Physically speaking I told the truth; but I didn’t say a word about what was going on in my mind.
“I want to see my mother”, I added.
I noticed that, once again, I was having some difficulties with articulating. But I blamed it on the illness.
On top of everything else that I was thinking about, I was also pretty convinced that, if I couldn’t help myself and started crying for help, they would treat me as a crazy person that talks to himself and then I wouldn’t stand a chance of finding out more about them. But if I could just see my mother, she would help me see things clearly.
And then I noticed something about them, something that made a difference and explained a lot: what made them look so stunned wasn’t what I was saying, but the way I was saying it and the language in which I was saying it. While they were talking to me, their wide eyes revealed the bewildering thrill they felt!
The older one leaned towards me once again and, with a quivering voice, he slowly uttered a sentence in my language:
“Andrew Northam, don’t you recognize me anymore?”
The last words he managed to pronounce - with an evident effort and some difficulty - still resonate in my ears: “nicht mehr?”
“I want to say my prayer,” I replied in a fading voice before I fainted again.

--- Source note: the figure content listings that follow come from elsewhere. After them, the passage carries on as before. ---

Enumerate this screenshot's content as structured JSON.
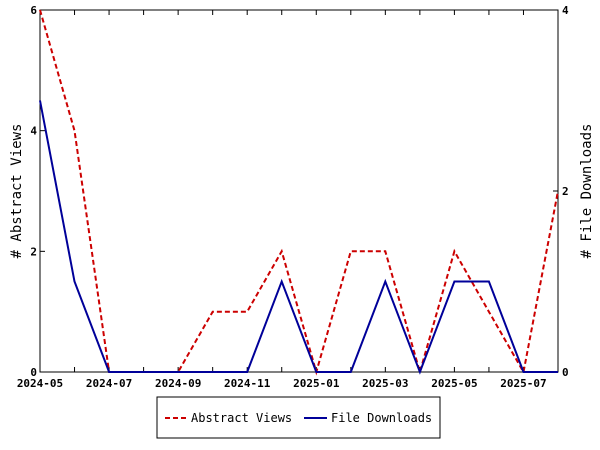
{
  "chart_data": {
    "type": "line",
    "x": [
      "2024-05",
      "2024-06",
      "2024-07",
      "2024-08",
      "2024-09",
      "2024-10",
      "2024-11",
      "2024-12",
      "2025-01",
      "2025-02",
      "2025-03",
      "2025-04",
      "2025-05",
      "2025-06",
      "2025-07",
      "2025-08"
    ],
    "x_tick_labels": [
      "2024-05",
      "2024-07",
      "2024-09",
      "2024-11",
      "2025-01",
      "2025-03",
      "2025-05",
      "2025-07"
    ],
    "series": [
      {
        "name": "Abstract Views",
        "axis": "left",
        "color": "#cc0000",
        "style": "dashed",
        "values": [
          6,
          4,
          0,
          0,
          0,
          1,
          1,
          2,
          0,
          2,
          2,
          0,
          2,
          1,
          0,
          3
        ]
      },
      {
        "name": "File Downloads",
        "axis": "right",
        "color": "#000099",
        "style": "solid",
        "values": [
          3,
          1,
          0,
          0,
          0,
          0,
          0,
          1,
          0,
          0,
          1,
          0,
          1,
          1,
          0,
          0
        ]
      }
    ],
    "ylabel_left": "# Abstract Views",
    "ylabel_right": "# File Downloads",
    "ylim_left": [
      0,
      6
    ],
    "ylim_right": [
      0,
      4
    ],
    "yticks_left": [
      "0",
      "2",
      "4",
      "6"
    ],
    "yticks_right": [
      "0",
      "2",
      "4"
    ],
    "grid": false,
    "legend_position": "bottom-center"
  }
}
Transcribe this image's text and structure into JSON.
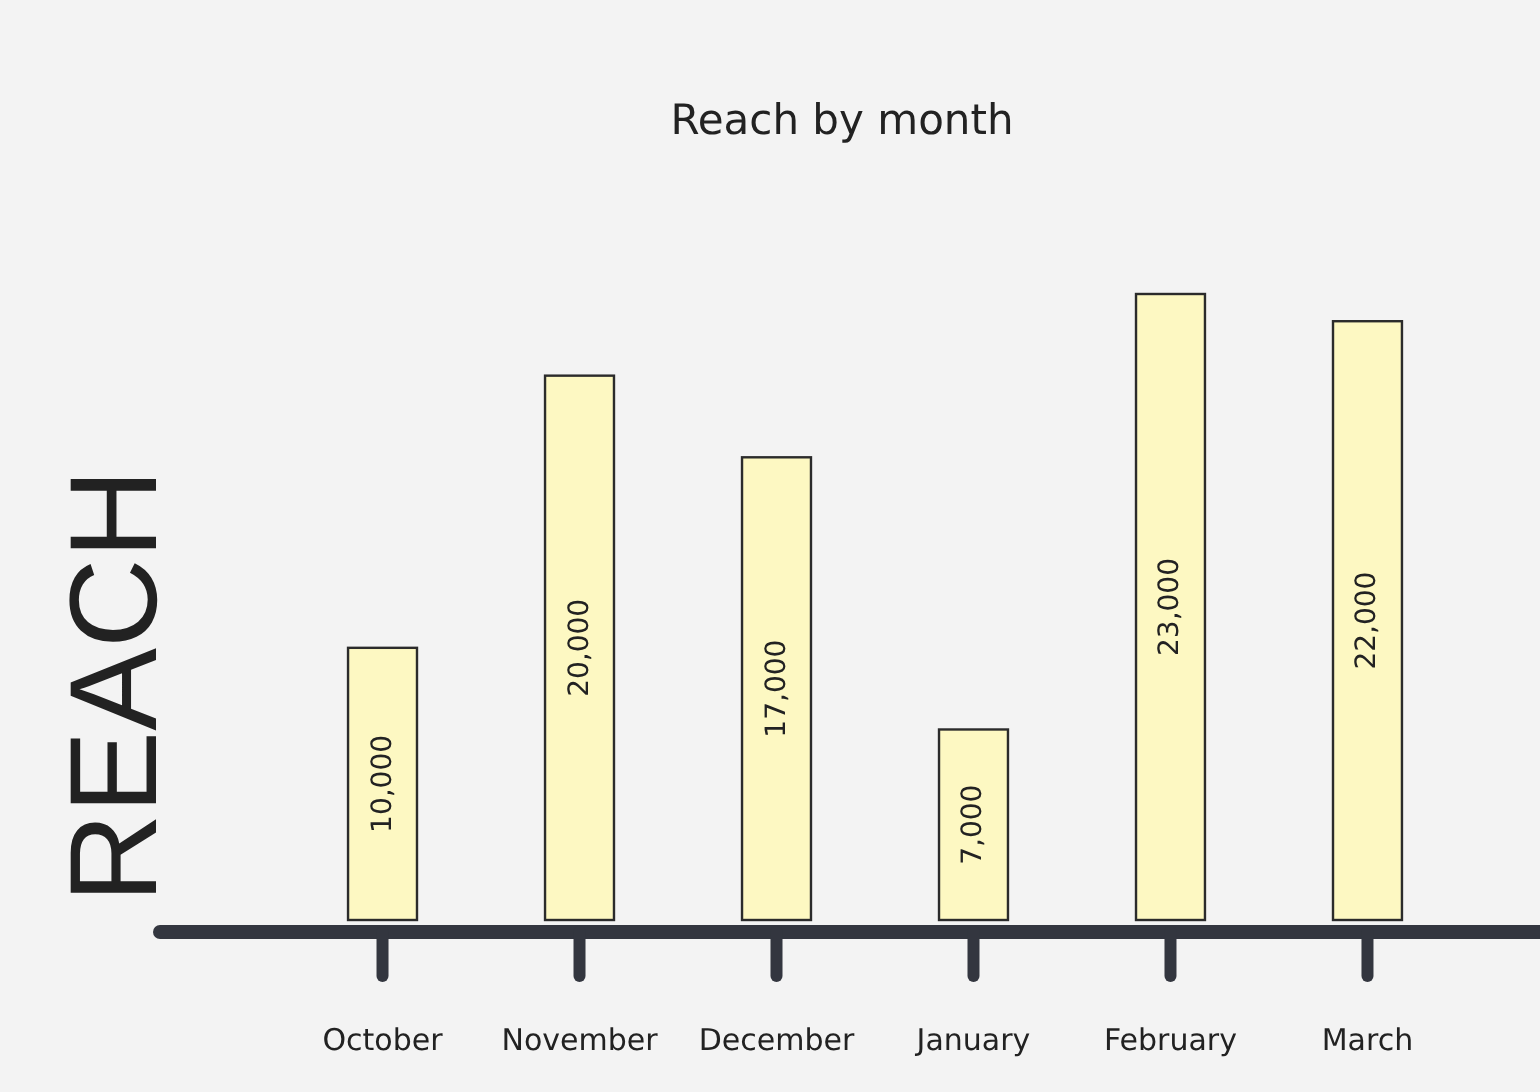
{
  "chart_data": {
    "type": "bar",
    "title": "Reach by month",
    "ylabel": "REACH",
    "categories": [
      "October",
      "November",
      "December",
      "January",
      "February",
      "March"
    ],
    "values": [
      10000,
      20000,
      17000,
      7000,
      23000,
      22000
    ],
    "value_labels": [
      "10,000",
      "20,000",
      "17,000",
      "7,000",
      "23,000",
      "22,000"
    ],
    "color": "#fdf8c2"
  }
}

It’s been thirteen days. The younger doctor came to my room this evening and saw my pillow soaked in tears. He tried to console me but, unintentionally, he did me more harm than good. I talked to him about my mother, who would be mourning the death of her child and he replied to me with a completely misplaced smile about some kind of a story buried deep in the past, saying that there’s no need to fret about it in the present! Jesus Christ! I can’t believe them! I don’t want to see that man ever again! I won’t let them drive me mad! Tomorrow morning I’ll talk to the older doctor and demand that they tell me the whole truth!